Последнее ухудшение с осени 2006 г., когда появилась слабость, апатия, нарушился сон по типу ранней и поздней инсомнии, появились отчетливые эпизоды немотивированной тревоги, сниженного настроения с витальными включениями, навязчивого размышления о собственной неполноценности, винил себя за невозможность продолжить обучение. Пропал аппетит, за 1 мес похудел на 7 кг. Повторно обратился в институт для прохождения стационарного лечения. При поступлении сохранял правильную ориентировку. Внешне был заторможен, с обедненным мимическим и пантомимическим рисунком, со стертой ориентировкой на реакцию собеседника. В контакте был формален, эмоционально отстранен. Внимание неустойчиво, повышенно отвлекаемо. Самостоятельно отмечал снижение памяти. В психическом статусе определялись проявления гипотимии астеноанергического характера с элементами аутопсихической деперсонализации с акцентами на объективно регистрирующиеся симптомы тотальной инсомнии и утраты аппетита. Присутствовали суицидные мысли без попыток их реализации. Больной сохранял критику к своему состоянию.
При выработке стратегии терапевтического воздействия был учтен ряд клинико-психопатологических и психофармакологических особенностей данного случая. Так, появление деперсонализационной симптоматики в статусе больного на фоне длительно присутствующей тревоги традиционно относится к факторам, ухудшающим прогноз в отношении скорости и выраженности редукции собственно депрессивной симптоматики на фоне терапии антидепрессантами. Кроме того, патоморфоз депрессии с вектором развития, направленным в сторону негативной аффективности с формированием апатического аффекта, угасанием когнитивного компонента деперсонализации и переходом в структуру дефекта, также рассматривался как признак неблагоприятного течения.
Принимая во внимание особенности предшествующей терапии (отсутствие терапевтического эффекта при назначении иксела с финлепсином, а также при использовании комбинации антидепрессантов различных групп), было решено использовать тактику аугментации. Финлепсин был отменен, доза иксела увеличена до 150 мг/сут. В качестве средства для аугментации был выбран сердолект (сертиндол), максимальная доза которого составила 16 мг/сут. Достаточно быстро, в течение первых 2 нед терапии, происходило расслоение картины депрессии. Из первых признаков положительной динамики состояния был отмечен дезингибирующий эффект с выраженной редукцией астеноанергических проявлений. Состояние больного нормализовалось в течение 5 нед терапии. Дополнительная симптоматика, представленная в статусе больного явлениями деперсонализационного характера, утратила прежнюю остроту спустя 6 нед от начала терапии, и полностью исчезла через 3 мес. Из побочных эффектов терапии отмечены тошнота в течение 1-й недели терапии и затруднение носового дыхания в течение 22 дней с момента начала сочетанного приема. Явлений экстрапирамидного ряда, нейроэндокринных дисфункций, клинически значимых отклонений в работе других систем и органов не отмечено.

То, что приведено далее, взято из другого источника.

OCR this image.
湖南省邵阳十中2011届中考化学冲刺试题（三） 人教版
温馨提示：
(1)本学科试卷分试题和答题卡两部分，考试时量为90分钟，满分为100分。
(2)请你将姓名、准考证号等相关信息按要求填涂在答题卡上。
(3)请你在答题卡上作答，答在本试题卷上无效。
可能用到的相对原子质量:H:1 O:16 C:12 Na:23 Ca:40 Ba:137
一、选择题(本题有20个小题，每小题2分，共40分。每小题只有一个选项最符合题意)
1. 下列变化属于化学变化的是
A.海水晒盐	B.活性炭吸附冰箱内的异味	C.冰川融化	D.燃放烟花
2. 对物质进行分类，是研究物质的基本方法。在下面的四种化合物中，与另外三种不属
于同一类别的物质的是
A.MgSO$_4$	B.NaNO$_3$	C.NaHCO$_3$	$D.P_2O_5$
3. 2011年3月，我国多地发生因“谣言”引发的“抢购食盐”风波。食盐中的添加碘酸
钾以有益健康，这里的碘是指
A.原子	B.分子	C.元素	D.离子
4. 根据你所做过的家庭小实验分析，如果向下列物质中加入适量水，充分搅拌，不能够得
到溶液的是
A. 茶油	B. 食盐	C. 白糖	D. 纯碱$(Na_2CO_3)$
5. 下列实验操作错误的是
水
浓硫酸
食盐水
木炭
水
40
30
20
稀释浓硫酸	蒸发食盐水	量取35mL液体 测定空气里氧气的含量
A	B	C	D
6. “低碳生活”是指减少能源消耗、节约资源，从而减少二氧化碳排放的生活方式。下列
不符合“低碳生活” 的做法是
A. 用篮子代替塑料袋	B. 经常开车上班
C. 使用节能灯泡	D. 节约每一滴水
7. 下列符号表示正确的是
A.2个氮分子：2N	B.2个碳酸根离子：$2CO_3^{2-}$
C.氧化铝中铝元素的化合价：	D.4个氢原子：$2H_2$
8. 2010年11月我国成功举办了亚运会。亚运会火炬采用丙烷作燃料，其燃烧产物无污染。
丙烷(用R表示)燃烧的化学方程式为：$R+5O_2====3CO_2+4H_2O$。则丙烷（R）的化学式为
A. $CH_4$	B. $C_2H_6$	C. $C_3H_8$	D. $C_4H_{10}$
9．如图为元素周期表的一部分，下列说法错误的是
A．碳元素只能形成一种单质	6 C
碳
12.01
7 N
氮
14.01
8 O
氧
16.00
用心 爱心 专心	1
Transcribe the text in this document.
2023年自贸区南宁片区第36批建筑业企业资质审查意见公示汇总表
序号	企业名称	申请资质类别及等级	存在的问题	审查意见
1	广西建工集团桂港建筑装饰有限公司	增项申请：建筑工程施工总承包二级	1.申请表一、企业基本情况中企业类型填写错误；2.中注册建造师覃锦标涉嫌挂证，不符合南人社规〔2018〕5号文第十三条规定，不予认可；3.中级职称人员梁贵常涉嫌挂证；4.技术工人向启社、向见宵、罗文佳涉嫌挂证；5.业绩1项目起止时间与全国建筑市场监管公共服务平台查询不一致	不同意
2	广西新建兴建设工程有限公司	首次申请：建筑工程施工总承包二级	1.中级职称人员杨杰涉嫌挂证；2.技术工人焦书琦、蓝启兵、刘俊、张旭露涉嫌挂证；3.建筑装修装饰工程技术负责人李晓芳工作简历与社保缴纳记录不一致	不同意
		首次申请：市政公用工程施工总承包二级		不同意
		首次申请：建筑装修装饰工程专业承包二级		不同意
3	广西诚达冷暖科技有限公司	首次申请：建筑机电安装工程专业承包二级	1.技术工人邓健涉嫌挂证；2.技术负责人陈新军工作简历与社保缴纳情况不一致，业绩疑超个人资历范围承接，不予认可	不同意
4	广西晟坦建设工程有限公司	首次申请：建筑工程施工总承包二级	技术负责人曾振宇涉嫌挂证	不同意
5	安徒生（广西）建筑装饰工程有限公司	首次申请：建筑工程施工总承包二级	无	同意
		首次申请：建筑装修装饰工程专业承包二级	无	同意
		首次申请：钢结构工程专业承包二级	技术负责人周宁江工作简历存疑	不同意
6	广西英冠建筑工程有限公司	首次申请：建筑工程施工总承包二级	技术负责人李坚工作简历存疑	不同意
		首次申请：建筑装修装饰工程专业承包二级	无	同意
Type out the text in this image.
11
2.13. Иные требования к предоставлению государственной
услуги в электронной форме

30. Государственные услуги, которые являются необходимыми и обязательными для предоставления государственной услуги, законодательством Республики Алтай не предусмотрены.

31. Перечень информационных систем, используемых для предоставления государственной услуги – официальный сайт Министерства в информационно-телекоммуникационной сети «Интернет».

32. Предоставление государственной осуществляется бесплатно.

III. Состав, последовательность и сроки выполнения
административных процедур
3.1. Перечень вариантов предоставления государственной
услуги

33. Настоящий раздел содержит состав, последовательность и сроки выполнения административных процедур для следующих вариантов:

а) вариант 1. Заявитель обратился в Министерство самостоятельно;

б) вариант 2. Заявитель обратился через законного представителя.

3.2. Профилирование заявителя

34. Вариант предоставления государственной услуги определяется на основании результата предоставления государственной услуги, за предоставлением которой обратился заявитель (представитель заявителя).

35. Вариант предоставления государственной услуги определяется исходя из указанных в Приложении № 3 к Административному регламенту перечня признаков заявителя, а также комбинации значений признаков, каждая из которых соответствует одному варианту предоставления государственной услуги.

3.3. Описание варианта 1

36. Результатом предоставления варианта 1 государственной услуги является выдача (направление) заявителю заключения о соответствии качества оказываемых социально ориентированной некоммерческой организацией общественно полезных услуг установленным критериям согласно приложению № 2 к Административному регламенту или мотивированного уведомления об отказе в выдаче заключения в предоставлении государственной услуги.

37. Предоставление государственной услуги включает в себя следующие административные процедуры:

Сформировалась качественная фармакогенная ремиссия с плавным угасанием явлений психической отчужденности в течение первых месяцев амбулаторного наблюдения. Срок наблюдения на послегоспитальном этапе в этом случае составил 11 мес. В течение этого времени состояние больного оставалось устойчивым, без признаков какого-либо ухудшения или социального снижения. Продолжает принимать иксел 150 мг/сут и сердолект 16 мг/сут.

Обсуждение приведенного клинического случая
Анализ лекарственного анамнеза пациента позволяет регистрировать резистентность к монотерапии антидепрессантами различных химических групп. Основанием для этого служат данные о проведении адекватных курсов антидепрессивной терапии (прием препаратов в максимальных рекомендуемых дозах, длительность терапии не менее 4 нед). Кроме использования последовательной смены двух антидепрессантов и более тактика комбинированного применения препаратов (селективные ингибиторы обратного захвата серотонина – СИОЗС и трициклические антидепрессанты – ТЦА) также не продемонстрировала эффективность. Учитывая это, была использована тактика аугментации терапии антидепрессантами – атипичными антипсихотиками, что согласуется с рекомендациями по принятию противорезистентных мер у больных депрессией (М.В.Иванов, Г.Э.Мазо, 2007).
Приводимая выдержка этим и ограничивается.